What Is Raw Milk?
Raw milk is milk that has not been pasteurised or homogenised. It comes straight from the animal — cow, goat, or sheep — after milking, and is cooled rapidly to preserve freshness. Unlike the milk you find on most supermarket shelves, raw milk has not been heated to kill bacteria, nor has its fat been mechanically broken down to prevent the cream from rising to the top.
How It Differs from Commercial Milk
Commercial milk in South Africa undergoes pasteurisation, a process where milk is heated to at least 72°C for 15 seconds (HTST) or 135°C for a few seconds (UHT). This kills harmful bacteria but also destroys some heat-sensitive enzymes, vitamins, and beneficial microorganisms. Homogenisation forces milk through fine nozzles under pressure, breaking fat globules into smaller particles so the cream stays evenly distributed.

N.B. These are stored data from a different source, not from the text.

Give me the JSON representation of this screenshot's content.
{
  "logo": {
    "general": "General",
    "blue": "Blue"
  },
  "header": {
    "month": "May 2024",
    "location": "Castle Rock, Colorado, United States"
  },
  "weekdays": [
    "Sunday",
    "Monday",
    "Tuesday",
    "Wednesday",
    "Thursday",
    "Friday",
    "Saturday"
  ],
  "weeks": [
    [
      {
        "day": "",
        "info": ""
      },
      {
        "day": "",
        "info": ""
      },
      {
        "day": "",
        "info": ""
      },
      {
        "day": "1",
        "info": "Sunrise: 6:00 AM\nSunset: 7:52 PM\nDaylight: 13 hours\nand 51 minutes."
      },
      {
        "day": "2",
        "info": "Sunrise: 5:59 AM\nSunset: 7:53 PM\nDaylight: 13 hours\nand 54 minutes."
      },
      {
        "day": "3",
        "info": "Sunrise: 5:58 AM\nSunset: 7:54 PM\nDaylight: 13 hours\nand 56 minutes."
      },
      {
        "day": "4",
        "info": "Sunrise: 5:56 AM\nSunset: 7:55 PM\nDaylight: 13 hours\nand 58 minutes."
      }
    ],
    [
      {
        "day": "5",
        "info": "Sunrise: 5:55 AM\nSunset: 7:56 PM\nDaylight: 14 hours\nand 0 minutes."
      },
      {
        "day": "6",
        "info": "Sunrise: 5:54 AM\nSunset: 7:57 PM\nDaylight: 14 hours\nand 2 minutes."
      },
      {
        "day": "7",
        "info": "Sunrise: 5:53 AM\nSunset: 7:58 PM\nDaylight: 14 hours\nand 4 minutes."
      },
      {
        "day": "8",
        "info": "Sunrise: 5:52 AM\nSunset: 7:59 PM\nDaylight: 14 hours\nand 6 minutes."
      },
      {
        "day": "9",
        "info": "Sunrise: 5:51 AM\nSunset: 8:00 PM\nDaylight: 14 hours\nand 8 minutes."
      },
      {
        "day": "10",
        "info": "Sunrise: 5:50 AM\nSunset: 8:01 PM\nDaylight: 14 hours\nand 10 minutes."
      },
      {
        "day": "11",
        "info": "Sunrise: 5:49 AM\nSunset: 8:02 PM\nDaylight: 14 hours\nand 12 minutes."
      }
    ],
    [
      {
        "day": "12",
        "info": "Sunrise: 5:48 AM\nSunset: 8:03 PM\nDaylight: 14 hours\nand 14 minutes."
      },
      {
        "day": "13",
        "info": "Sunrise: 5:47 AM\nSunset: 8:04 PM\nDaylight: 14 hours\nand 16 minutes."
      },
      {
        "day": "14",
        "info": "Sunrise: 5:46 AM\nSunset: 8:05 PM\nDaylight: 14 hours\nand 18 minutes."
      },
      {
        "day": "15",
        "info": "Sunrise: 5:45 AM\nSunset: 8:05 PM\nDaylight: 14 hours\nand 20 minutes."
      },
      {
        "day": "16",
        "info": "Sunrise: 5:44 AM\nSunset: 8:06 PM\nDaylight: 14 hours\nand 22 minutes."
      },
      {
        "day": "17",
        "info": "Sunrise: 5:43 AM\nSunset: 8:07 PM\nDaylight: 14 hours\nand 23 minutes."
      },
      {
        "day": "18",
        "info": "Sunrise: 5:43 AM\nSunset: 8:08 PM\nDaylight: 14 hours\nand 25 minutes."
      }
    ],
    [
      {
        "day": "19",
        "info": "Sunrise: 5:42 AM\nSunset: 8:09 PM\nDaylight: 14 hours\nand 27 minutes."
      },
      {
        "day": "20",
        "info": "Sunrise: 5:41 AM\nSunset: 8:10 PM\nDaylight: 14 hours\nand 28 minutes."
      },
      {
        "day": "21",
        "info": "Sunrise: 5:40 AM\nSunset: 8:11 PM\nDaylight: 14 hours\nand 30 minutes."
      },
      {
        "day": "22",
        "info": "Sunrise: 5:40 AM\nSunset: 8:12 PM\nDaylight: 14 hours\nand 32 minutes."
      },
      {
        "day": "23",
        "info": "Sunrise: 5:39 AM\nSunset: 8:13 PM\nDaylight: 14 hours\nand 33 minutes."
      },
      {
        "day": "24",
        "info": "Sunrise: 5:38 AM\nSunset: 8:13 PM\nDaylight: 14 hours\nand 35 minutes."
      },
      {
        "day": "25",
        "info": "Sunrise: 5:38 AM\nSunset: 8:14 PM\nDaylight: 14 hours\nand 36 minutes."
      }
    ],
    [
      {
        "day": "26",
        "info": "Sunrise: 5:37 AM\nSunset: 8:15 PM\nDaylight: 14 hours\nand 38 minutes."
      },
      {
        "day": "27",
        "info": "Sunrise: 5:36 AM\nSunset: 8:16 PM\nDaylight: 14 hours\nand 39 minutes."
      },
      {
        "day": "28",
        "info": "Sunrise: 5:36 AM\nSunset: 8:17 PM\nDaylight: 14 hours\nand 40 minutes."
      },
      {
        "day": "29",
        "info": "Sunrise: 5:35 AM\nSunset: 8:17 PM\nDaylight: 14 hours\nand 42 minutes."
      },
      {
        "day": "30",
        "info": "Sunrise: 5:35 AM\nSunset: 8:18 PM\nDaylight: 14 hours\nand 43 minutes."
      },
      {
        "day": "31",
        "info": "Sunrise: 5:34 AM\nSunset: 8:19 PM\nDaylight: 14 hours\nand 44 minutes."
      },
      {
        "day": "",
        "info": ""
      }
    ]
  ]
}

Raw milk skips both of these steps. The result is a product that is closer to milk in its natural state — complete with a cream line at the top, a fuller flavour profile, and a different nutritional makeup.
A Brief History
For most of human history, all milk was raw milk. Pasteurisation was developed in the 1860s by Louis Pasteur and became widespread in the early 20th century as a response to poor sanitation in industrial-scale dairy production. Before refrigeration and modern hygiene practices, raw milk from large, crowded operations posed genuine health risks.
Today, the conversation has shifted. Small-scale farms with rigorous hygiene protocols, healthy herds, and modern cold-chain technology can produce raw milk that is far safer than the milk that prompted pasteurisation laws over a century ago.
Why People Choose Raw Milk
People turn to raw milk for a variety of reasons:
- Taste — Many describe raw milk as richer, creamier, and more flavourful than pasteurised alternatives.
- Nutrition — Raw milk retains enzymes like lactase and lipase, as well as heat-sensitive vitamins and beneficial bacteria that pasteurisation destroys.
- Digestibility — Some people who struggle with pasteurised milk report fewer digestive issues with raw milk, potentially due to intact enzymes and a different protein structure.
- Local food values — Buying raw milk means supporting a local farmer directly and knowing exactly where your food comes from.
- Minimal processing — In a world of ultra-processed foods, raw milk appeals to those seeking food in its most natural form.
An Honest Note
Raw milk is not without risk. Because it is not heat-treated, it can harbour harmful bacteria if not produced, handled, and stored correctly. That is why the quality of the farm, the health of the animals, and the integrity of the cold chain matter enormously. We believe in giving you the full picture — the good and the honest — so you can make an informed choice.